Olsen also avoided some of the more challenging aspects of church board work – pastoral evaluation, employee failure, relationship between governance and management, board assessment, and managing risk. I realize that his goal was to present a wholistic approach to church board ministry, but demonstrating the benefits of such an approach by showing how it helps a church board to handle specific challenges such as these would be helpful.
Some congregational traditions are not tilted towards formal liturgy. However, I think that the suggestions Olsen makes can be adapted to the worship ethos of most congregations. The bigger challenge for most congregational board members is to discern how their work with the board is “spiritual work” and to keep this connection strong and relevant. Apart from an introductory Bible reading and reflection, with some prayer at the beginning and end of the meeting, helping board members keep spiritual leadership in focus is a challenge. Perhaps as Olsen suggests, considering reports as rehearsals of the ways that God is working and giving thanks to Him for his continued activity in the congregation is one way. This might require such reports to be reshaped or at least include one story that specifically demonstrates how God is working within the congregation. Also the idea that the board as a whole should discern what it should pray for, i.e. the desired outcome, as it wrestles with a key issue has some merit.

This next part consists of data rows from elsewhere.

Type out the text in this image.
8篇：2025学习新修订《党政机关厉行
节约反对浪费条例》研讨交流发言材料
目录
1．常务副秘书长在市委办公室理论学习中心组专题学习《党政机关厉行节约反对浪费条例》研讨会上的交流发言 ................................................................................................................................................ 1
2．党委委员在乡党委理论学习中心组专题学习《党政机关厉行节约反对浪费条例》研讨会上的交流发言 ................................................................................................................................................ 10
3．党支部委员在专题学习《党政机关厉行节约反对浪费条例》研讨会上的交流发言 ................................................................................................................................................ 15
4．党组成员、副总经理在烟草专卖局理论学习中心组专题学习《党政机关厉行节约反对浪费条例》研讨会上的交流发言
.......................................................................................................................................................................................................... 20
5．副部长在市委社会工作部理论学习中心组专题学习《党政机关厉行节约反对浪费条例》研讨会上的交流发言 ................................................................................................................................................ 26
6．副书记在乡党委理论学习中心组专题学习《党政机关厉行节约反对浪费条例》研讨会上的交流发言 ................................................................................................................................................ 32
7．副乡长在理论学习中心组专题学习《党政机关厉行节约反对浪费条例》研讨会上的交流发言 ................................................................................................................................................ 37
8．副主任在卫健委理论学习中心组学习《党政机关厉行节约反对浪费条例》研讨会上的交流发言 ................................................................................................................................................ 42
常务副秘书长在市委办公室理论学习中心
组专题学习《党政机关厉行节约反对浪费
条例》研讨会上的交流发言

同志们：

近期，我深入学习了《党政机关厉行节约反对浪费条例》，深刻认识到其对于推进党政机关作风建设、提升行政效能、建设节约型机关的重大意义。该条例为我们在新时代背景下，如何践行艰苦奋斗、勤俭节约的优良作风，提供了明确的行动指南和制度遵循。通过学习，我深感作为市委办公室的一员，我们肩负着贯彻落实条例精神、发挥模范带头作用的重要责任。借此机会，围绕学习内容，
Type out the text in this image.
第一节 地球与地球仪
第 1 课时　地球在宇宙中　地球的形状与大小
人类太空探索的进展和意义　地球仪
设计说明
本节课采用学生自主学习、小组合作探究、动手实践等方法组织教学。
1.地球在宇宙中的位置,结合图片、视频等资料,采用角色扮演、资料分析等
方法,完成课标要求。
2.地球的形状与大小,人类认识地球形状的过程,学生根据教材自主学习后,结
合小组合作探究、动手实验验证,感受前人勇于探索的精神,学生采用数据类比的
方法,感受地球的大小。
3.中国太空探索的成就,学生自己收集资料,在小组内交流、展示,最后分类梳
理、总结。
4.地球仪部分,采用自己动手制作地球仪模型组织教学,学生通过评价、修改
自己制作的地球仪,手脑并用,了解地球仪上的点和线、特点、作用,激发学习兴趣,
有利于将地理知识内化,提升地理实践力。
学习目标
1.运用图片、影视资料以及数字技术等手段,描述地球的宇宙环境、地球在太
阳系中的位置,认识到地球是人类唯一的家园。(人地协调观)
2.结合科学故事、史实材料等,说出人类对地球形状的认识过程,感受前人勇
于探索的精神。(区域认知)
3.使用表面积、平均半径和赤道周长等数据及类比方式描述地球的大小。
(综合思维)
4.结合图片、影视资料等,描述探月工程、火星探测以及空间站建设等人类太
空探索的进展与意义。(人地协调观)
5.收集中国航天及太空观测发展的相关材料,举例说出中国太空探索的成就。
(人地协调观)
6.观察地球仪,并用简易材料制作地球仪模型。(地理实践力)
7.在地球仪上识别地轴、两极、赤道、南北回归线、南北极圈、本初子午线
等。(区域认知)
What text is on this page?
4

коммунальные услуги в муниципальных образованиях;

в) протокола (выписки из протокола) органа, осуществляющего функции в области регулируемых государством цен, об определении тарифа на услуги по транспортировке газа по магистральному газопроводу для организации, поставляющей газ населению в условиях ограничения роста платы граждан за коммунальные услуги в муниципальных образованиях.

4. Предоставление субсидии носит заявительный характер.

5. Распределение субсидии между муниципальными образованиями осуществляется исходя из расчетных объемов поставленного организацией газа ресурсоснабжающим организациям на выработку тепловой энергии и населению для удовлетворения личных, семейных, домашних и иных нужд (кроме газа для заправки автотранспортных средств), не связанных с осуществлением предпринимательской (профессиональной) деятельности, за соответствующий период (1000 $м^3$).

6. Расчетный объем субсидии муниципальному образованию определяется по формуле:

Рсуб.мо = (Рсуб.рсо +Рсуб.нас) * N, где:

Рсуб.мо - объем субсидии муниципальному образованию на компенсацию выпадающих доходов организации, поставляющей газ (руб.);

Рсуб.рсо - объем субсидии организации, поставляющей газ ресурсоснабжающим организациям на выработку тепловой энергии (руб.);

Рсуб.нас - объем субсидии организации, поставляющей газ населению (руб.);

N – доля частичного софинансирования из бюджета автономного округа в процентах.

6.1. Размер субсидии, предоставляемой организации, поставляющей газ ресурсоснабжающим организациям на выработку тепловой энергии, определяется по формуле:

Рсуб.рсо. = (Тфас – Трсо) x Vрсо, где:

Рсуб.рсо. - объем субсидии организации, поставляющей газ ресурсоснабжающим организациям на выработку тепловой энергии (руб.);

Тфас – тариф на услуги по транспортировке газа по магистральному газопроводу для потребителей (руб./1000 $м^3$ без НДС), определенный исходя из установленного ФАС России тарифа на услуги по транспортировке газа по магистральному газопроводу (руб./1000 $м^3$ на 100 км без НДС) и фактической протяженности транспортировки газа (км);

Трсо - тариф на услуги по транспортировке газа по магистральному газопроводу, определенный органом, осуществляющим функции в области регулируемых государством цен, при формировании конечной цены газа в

Incorporating the phrase “worshipful work” into a church board chair’s vocabulary could be in important first step.
Lastly, I would observe that in many Evangelical congregations the emergence of the ministry staff team tends to overwhelm and upstage the role of the church board as spiritual leaders in the congregation. While we may give lip service to the idea that church board members should be spiritual leaders, rarely do they have opportunity to live this out in their congregational settings because the pastoral team is seen as the collective spiritual leadership in the congregation. The pastoral leadership does not know how to integrate the board in a meaningful way into the active spiritual leadership of the congregation. Until this changes church boards and church board chairs can work diligently to transform their approach to their work, but still not be able to fulfill their role as spiritual leaders within the congregation. Of course, such recognition must be earned by wise and trusted leadership and cannot be demanded.